The selection of membranes offered by the various suppliers in the business may appear to be confusing since many materials may be used to make membranes, and they are provided under an array of trade names. In reality, relatively few materials are actually used in quantity, and only a few basic membrane types form the bulk of the membranes being sold and used.
Cellulose acetate (CA) is the “original” membrane and is used for RO, NF and UF applications. The material has a number of limitations, mostly with respect to pH and temperature.
Polyvinylidene difluoride (PVDF) is a traditional membrane material, but it is not used much because it is difficult to make membranes with good and consistent separation characteristics. Its main advantage is its high resistance to hydrocarbons and oxidizing environments.
Also called thin-film composite membranes, they appear under various acronyms such as TFC and TFM, and were made to replace cellulose acetate
RO membranes. The main advantage is the combination of relatively high flux and very high salt rejection, 99.5% NaCl rejection commonly achieved with composite RO membranes. They also have good temperature and pH resistance, but do not tolerate oxidizing environments.
Composite membranes are made of two-layer and three-layer designs, the precise composition of which is proprietary.
MEMBRANES – MATERIALS, STRUCTURE, LIMITS
Around 1980, FilmTec marketed the two-layer design which immediately became the industry standard for water desalination, and this type of membrane has dominated the water desalination market ever since. The membrane has been improved over the years but the basic design remains unchanged, and today there are several companies making this type of membrane.
In the mid-1980s Desalination Systems, Inc. (DSI) began making composite membranes with a three-layer design. These membranes had difficulties competing with the two-layer membranes in water desalination but proved to work better on industrial process streams where it is more stable and less prone to fouling. The three-layer design is available for RO and NF, and it is still the best choice for treating a vast array of difficult process streams. DSI is the only producer of three-layer composite membranes.
Total worldwide consumption of membranes, based on membrane surface area, is approximated as follows.
Composite RO membranes: 85%
Composite NF membranes: 3 – 5%
Polysulfone UF and MF membranes: 5 – 7%
Other membranes: 3 – 5%
Materials like polyacrylonitrile (PAN), ceramic materials (SiO2) and cellulose (hydrolyzed cellulose acetate) are included in the group of “other membranes.”

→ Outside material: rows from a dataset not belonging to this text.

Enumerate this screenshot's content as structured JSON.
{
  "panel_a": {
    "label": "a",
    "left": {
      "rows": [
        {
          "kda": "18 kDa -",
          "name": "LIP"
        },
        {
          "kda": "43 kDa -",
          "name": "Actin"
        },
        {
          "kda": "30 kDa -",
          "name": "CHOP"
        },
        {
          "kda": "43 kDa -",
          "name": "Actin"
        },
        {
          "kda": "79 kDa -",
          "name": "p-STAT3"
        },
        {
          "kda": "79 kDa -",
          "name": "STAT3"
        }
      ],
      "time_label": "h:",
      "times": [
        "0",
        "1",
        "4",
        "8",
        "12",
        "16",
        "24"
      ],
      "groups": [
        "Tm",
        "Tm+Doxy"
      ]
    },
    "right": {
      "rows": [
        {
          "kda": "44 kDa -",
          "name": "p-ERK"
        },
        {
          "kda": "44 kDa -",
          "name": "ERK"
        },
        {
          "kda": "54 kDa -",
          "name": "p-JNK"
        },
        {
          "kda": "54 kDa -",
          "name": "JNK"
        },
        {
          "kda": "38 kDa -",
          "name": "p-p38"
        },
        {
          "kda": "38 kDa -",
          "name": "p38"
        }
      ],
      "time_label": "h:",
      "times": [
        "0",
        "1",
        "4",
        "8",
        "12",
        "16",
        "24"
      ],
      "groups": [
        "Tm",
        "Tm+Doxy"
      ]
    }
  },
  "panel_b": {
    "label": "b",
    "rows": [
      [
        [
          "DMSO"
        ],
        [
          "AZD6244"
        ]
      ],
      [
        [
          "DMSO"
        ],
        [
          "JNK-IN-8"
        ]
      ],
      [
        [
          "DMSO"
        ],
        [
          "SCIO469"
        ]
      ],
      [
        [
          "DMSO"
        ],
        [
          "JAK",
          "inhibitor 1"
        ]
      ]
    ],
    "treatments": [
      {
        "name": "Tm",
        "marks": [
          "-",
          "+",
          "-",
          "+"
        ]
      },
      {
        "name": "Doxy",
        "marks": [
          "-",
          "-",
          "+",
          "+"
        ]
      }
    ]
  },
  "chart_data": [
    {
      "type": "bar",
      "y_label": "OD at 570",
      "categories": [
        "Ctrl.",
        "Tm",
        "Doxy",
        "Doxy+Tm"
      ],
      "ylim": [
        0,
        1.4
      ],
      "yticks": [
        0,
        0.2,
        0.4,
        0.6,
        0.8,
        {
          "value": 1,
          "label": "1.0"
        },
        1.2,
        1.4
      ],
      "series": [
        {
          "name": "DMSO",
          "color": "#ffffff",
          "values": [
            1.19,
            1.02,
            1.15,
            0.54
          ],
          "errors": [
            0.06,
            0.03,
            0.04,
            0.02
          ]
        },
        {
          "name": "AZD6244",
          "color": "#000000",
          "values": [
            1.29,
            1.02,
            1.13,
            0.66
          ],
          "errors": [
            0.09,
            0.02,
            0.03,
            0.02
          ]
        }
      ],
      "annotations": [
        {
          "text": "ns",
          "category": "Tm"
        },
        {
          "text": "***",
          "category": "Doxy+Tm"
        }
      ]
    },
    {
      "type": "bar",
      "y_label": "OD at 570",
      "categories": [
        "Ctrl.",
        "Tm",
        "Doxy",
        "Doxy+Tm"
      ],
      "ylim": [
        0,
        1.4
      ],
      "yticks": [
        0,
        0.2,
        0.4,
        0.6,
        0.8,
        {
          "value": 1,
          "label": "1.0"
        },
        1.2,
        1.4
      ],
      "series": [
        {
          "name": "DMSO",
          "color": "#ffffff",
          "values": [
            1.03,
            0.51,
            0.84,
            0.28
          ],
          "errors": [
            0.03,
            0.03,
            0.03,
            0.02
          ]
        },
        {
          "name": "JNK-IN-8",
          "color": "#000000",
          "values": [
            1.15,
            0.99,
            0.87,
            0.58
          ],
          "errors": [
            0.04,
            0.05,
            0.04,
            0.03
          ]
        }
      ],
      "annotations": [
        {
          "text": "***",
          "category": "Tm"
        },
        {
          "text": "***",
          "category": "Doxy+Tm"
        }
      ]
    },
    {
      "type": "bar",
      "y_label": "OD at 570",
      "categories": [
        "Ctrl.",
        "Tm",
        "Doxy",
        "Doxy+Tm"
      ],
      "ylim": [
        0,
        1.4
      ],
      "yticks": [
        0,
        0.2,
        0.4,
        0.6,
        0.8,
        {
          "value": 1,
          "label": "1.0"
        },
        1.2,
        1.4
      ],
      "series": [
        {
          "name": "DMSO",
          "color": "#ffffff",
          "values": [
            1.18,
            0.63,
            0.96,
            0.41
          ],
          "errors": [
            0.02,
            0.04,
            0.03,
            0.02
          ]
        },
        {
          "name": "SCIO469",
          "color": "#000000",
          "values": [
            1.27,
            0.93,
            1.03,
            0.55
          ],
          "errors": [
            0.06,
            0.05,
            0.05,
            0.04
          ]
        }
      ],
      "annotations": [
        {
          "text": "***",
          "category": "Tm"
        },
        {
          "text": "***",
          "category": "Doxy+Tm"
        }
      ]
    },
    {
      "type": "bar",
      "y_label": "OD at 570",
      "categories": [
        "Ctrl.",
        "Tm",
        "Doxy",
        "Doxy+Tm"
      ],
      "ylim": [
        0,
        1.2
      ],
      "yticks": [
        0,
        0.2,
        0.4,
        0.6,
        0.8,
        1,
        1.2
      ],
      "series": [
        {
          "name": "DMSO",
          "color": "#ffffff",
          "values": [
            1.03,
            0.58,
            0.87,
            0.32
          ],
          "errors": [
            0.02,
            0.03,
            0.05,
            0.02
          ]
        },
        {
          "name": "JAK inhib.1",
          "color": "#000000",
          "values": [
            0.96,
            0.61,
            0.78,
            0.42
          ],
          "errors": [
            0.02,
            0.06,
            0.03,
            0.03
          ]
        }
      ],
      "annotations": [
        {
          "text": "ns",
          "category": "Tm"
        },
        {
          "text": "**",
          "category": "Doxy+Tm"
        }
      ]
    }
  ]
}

SELECTION OF MEMBRANE MATERIAL
It can be difficult to select the right membrane and membrane material for a given process, and some general information about the process environment must be available to make a proper selection. The first step is to determine the preferred process (RO, NF, UF or MF) and look at the membrane materials available. Based on the process environment the best-suited membrane material can then be selected.
As a general rule, only well planned and well-performed pilot tests will provide good answers to membrane selection questions for given processes.